Если историческая правда или историческая ложь в изображении событий и характеров неизбежно воспитывает умы и нравы живущего поколения или, по крайней мере, оставляет в них свой неизгладимый след, действующий и в мыслях и в поведении живущих людей, то при та­ком, можно сказать, жизненном значении исторических сказаний и по­вестей существует великая необходимость обращаться с историческим материалом как возможно внимательнее и разборчивее, дабы при изыс­кании и раскрытии правды не принять за правду недостойную ложь. В этом заключается основная задача ученых изысканий. Но та же зада­ча должна руководить и созданиями художников, так как подобные со­здания сильнее, осязательнее, ярче воспроизводят, а, стало быть, и рас­пространяют, и правду, и ложь. С этой стороны положение наших художников не совсем отрадно.

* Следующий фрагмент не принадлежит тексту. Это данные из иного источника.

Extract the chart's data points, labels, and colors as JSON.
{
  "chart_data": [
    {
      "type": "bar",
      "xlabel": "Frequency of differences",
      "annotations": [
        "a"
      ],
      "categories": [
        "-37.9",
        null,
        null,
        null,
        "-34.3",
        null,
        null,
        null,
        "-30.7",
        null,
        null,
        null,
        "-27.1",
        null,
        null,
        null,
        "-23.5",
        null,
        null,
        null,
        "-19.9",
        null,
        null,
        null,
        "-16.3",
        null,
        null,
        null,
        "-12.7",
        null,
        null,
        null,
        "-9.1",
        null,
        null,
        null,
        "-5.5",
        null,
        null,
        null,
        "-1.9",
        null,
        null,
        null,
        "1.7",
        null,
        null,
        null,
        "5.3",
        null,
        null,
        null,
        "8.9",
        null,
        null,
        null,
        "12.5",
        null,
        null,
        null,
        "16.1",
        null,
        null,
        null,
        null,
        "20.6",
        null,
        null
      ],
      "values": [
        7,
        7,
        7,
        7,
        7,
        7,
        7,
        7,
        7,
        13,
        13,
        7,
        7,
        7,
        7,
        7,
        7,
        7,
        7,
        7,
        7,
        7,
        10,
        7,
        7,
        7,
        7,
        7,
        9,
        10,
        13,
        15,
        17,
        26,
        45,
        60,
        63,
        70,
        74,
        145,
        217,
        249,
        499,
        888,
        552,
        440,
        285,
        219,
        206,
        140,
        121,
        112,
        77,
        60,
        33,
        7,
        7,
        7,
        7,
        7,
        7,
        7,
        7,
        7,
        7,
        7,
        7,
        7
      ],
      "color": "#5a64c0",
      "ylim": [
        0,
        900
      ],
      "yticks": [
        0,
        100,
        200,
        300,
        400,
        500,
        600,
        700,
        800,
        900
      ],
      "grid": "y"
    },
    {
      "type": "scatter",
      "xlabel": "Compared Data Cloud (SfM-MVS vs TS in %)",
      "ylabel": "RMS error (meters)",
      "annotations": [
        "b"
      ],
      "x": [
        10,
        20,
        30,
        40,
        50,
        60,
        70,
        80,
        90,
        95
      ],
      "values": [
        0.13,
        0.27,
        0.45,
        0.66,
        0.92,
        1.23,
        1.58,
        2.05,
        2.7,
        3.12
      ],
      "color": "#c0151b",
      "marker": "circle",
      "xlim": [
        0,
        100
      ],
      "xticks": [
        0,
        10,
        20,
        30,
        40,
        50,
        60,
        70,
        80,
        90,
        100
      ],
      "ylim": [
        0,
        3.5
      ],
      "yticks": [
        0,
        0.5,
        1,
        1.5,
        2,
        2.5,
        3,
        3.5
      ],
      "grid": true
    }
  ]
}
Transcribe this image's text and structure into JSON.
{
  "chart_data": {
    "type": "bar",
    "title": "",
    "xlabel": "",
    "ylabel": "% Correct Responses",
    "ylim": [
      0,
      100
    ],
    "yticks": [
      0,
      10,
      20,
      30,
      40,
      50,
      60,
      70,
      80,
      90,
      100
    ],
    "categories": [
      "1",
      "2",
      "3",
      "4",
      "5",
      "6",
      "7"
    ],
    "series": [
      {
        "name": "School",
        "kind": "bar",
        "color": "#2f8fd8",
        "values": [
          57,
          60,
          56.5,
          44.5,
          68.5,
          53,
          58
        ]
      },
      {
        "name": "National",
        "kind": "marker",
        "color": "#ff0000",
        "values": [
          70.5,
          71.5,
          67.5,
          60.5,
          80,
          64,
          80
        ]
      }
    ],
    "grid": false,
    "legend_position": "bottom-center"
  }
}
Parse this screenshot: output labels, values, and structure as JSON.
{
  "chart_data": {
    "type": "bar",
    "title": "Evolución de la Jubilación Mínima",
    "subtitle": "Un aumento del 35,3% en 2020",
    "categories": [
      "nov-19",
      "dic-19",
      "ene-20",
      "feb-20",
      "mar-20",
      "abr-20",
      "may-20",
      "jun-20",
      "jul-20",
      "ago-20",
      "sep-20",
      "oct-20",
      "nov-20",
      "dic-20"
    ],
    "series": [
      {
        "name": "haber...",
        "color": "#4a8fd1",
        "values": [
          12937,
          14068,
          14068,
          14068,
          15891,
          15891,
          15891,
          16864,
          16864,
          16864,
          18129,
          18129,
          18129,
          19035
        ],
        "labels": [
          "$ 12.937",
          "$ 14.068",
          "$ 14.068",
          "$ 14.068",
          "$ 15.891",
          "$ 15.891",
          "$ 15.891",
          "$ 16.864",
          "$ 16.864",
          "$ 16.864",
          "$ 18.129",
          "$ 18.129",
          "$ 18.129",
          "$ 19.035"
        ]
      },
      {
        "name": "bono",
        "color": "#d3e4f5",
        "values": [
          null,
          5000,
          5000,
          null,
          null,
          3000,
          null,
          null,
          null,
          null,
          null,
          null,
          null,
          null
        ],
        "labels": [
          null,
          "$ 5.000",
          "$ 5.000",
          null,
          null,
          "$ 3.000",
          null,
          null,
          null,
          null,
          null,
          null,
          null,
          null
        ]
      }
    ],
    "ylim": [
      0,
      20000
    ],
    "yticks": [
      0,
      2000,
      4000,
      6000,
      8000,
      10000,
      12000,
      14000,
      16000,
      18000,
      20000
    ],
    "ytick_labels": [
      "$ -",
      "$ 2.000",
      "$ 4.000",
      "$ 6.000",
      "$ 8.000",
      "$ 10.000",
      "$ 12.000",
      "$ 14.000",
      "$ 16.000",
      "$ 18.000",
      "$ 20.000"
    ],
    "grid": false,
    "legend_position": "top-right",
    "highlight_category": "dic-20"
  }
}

Обыкновенно при постановке исторической русской картины, живо­писной, пластической, драматической и всякой другой, они встречают неодолимые затруднения в изучении задуманного сюжета и особенно его лиц. В общем историческом повествовании всякая личность, задержива­емая в своих деяниях или ходом событий, или ходом самого рассказа, те­ряет пс необходимости очень многое из своего характера и притом не­редко теряет самые живые свои черты, столь ценимые художниками. Отдельных биографий у нас очень немного, да и те по большей части пи­саны без всякой критики, а иные с бессознательной мыслью, что если описывать героя, так непременно нужно со всех сторон его хвалить и выгораживать от всяких сомнений и подозрений, так точно, как, в дру­гой крайности, иные без малейшей же критики возводят на них разные небылицы и напраслины. Таким образом, художнику почти не бывает возможности добиться настоящего толку, какой правдивый историчес­кий смысл и какой правдивый личный характер имеет избранная лич­ность. Естественно, что исторические картины очень редко нам удаются, и именно только потому, что историки мало или вовсе не помогают ху­дожникам. Единственным источником художественных исторических со­зерцаний остается и до сих пор все тот же Карамзин, который по свойст­вам своего таланта был в действительности настоящим художником и в своей истории руководился сколько голой правдой, столько же и поэзи­ей, родной силой для каждого художника, а к тому еще имел достойную памяти привычку обставлять свои общие описания и изображения част­ными примечаниями, где всегда можно встретить живые черты времени и лиц.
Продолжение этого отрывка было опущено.